I have a CentOS VM that I messed up and it now can't find /home (because it's gone), so it comes up in recovery mode.
What can I do in recovery mode? It won't let me modify any files, which makes it hard to fix the fstab, so ...???
On Wed, Dec 29, 2010, Mark wrote:
I have a CentOS VM that I messed up and it now can't find /home (because it's gone), so it comes up in recovery mode.
Would a manual fsck help fix this?
What can I do in recovery mode? It won't let me modify any files, which makes it hard to fix the fstab, so ...???
This command will remount the root file system read-write so you can edit things.
mount -n -oremount,rw /
When you're done this will remount read-only.
mount -n -oremount,ro /
Bill
2010/12/30 Bill Campbell centos@celestial.com
On Wed, Dec 29, 2010, Mark wrote:
I have a CentOS VM that I messed up and it now can't find /home (because it's gone), so it comes up in recovery mode.

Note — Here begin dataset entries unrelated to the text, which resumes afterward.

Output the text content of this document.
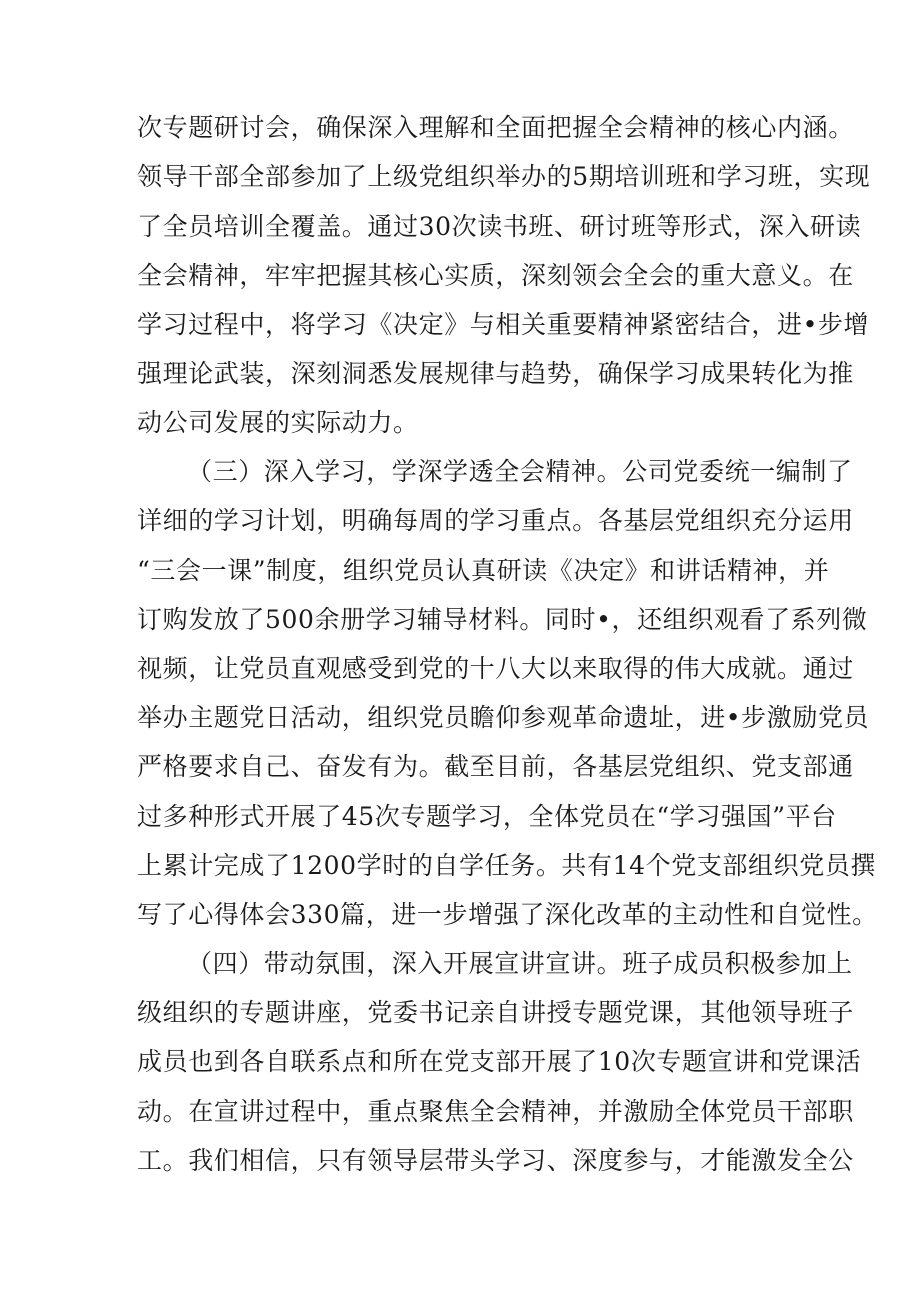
次专题研讨会，确保深入理解和全面把握全会精神的核心内涵。
领导干部全部参加了上级党组织举办的5期培训班和学习班，实现
了全员培训全覆盖。通过30次读书班、研讨班等形式，深入研读
全会精神，牢牢把握其核心实质，深刻领会全会的重大意义。在
学习过程中，将学习《决定》与相关重要精神紧密结合，进•步增
强理论武装，深刻洞悉发展规律与趋势，确保学习成果转化为推
动公司发展的实际动力。
（三）深入学习，学深学透全会精神。公司党委统一编制了
详细的学习计划，明确每周的学习重点。各基层党组织充分运用
“三会一课”制度，组织党员认真研读《决定》和讲话精神，并
订购发放了500余册学习辅导材料。同时•，还组织观看了系列微
视频，让党员直观感受到党的十八大以来取得的伟大成就。通过
举办主题党日活动，组织党员瞻仰参观革命遗址，进•步激励党员
严格要求自己、奋发有为。截至目前，各基层党组织、党支部通
过多种形式开展了45次专题学习，全体党员在“学习强国”平台
上累计完成了1200学时的自学任务。共有14个党支部组织党员撰
写了心得体会330篇，进一步增强了深化改革的主动性和自觉性。
（四）带动氛围，深入开展宣讲宣讲。班子成员积极参加上
级组织的专题讲座，党委书记亲自讲授专题党课，其他领导班子
成员也到各自联系点和所在党支部开展了10次专题宣讲和党课活
动。在宣讲过程中，重点聚焦全会精神，并激励全体党员干部职
工。我们相信，只有领导层带头学习、深度参与，才能激发全公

Would a manual fsck help fix this?
What can I do in recovery mode? It won't let me modify any files, which makes it hard to fix the fstab, so ...???
This command will remount the root file system read-write so you can edit things.
mount -n -oremount,rw /
When you're done this will remount read-only.
mount -n -oremount,ro /
wasn't
chroot /mnt/sysimage
the standard first step after starting in rescue mode?